Chi non ricorda I Jefferson, sit-com cult degli anni settanta? La vicina di casa dei simpaticissimi protagonisti, George e Louise, era una certa Roxie Roker, che magari avrà portato sul set il suo pargolo. Quel ragazzetto riccioluto non ha scelto le orme della madre, ma si è dedicato alla musica anima e corpo. Permettetemi di presentare con questa intrigante curiosità il protagonista del concerto al Milano Jazzin’ Festival: Lenny Kravitz.
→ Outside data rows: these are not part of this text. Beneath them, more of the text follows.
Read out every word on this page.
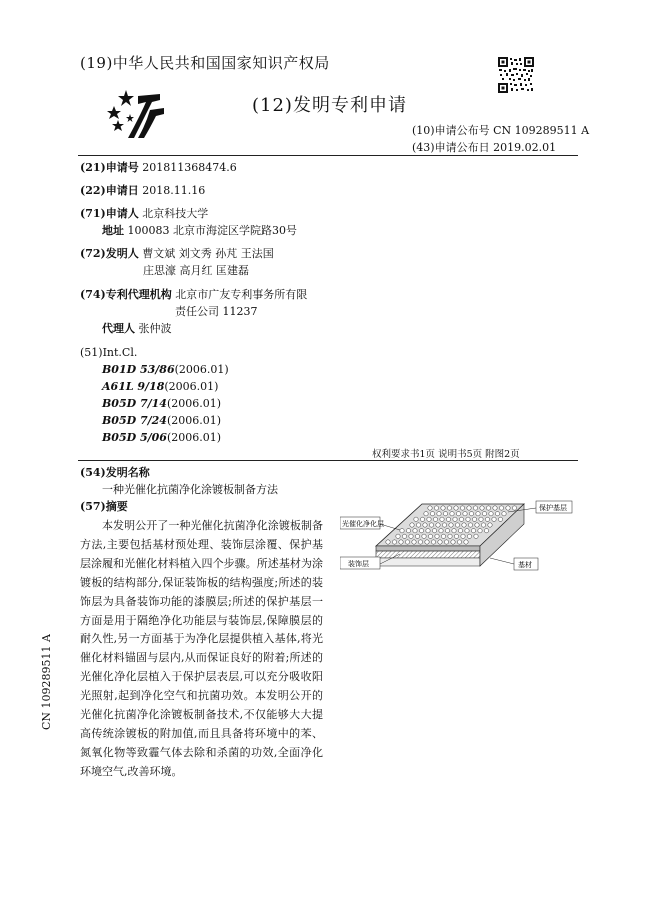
(19)中华人民共和国国家知识产权局
(12)发明专利申请
(10)申请公布号 CN 109289511 A
(43)申请公布日 2019.02.01
(21)申请号 201811368474.6
(22)申请日 2018.11.16
(71)申请人 北京科技大学
地址 100083 北京市海淀区学院路30号
(72)发明人 曹文斌 刘文秀 孙芃 王法国
庄思濠 高月红 匡建磊
(74)专利代理机构 北京市广友专利事务所有限
责任公司 11237
代理人 张仲波
(51)Int.Cl.
B01D 53/86(2006.01)
A61L 9/18(2006.01)
B05D 7/14(2006.01)
B05D 7/24(2006.01)
B05D 5/06(2006.01)
权利要求书1页 说明书5页 附图2页
(54)发明名称
一种光催化抗菌净化涂镀板制备方法
(57)摘要

本发明公开了一种光催化抗菌净化涂镀板制备方法,主要包括基材预处理、装饰层涂覆、保护基层涂履和光催化材料植入四个步骤。所述基材为涂镀板的结构部分,保证装饰板的结构强度;所述的装饰层为具备装饰功能的漆膜层;所述的保护基层一方面是用于隔绝净化功能层与装饰层,保障膜层的耐久性,另一方面基于为净化层提供植入基体,将光催化材料锚固与层内,从而保证良好的附着;所述的光催化净化层植入于保护层表层,可以充分吸收阳光照射,起到净化空气和抗菌功效。本发明公开的光催化抗菌净化涂镀板制备技术,不仅能够大大提高传统涂镀板的附加值,而且具备将环境中的苯、氮氧化物等致霾气体去除和杀菌的功效,全面净化环境空气,改善环境。

保护基层
光催化净化层
装饰层	基材
CN 109289511 A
Quell’uragano che riesce a mescolare le carte di rock e funk, sempre pronto a condire la sua immagine di salse glamour e un pizzico di sale da gossip, ha ancora ispirato il pubblico trendy dell’ Arena Civica, sotto un cielo estivo targato Barley Arts.
IT’S TIME FOR A LOVE REVOLUTION – Il rocker newyorkese, più paffuto del solito ed in buona forma, impugna il microfono ed, in certi giochi vocali, non rinnega mica gli anni del suo svezzamento: in prima fila nei cori gospel delle chiese di Harlem. Con sette album alle spalle, Kravitz spinge l’acceleratore sull’ultimo It’s Time for a Love Revulotion. Sì, questa rivoluzione d’amore che lui vuole con scivolate blues, ma anche con la convinzione che qui bisogna darsi da fare per riportare serenità in terra. Versatile con molti strumenti, Lenny in giubbotto nero gigioneggia e apre la serata alle 21.30 in punto con l’ultimo hit Bring it on.
I’LL BE WAITING – Farfuglia poche parole in italiano e lascia che il live avanzi veloce, zigzagando tra Always on the run, Dig in e Fields of Joy. Poi libera l’anima tra il soul di It Ain’t Over Till It’s Over, la robustezza ritmica di Stillness of Heart e la nostalgia degli esordi di Be, introducendola come la canzone preferita. La fisionomia musicale e strumentale lo accosta sempre più a quei guru che lo hanno ispirato, Jimi Hendrix e James Brown caput mundi, anche quando sono sterzate romantiche a naufragare tra le note del piano di I’ll Be Waiting. Quasi due ore e mezza di concerto tra applausi e standing ovation.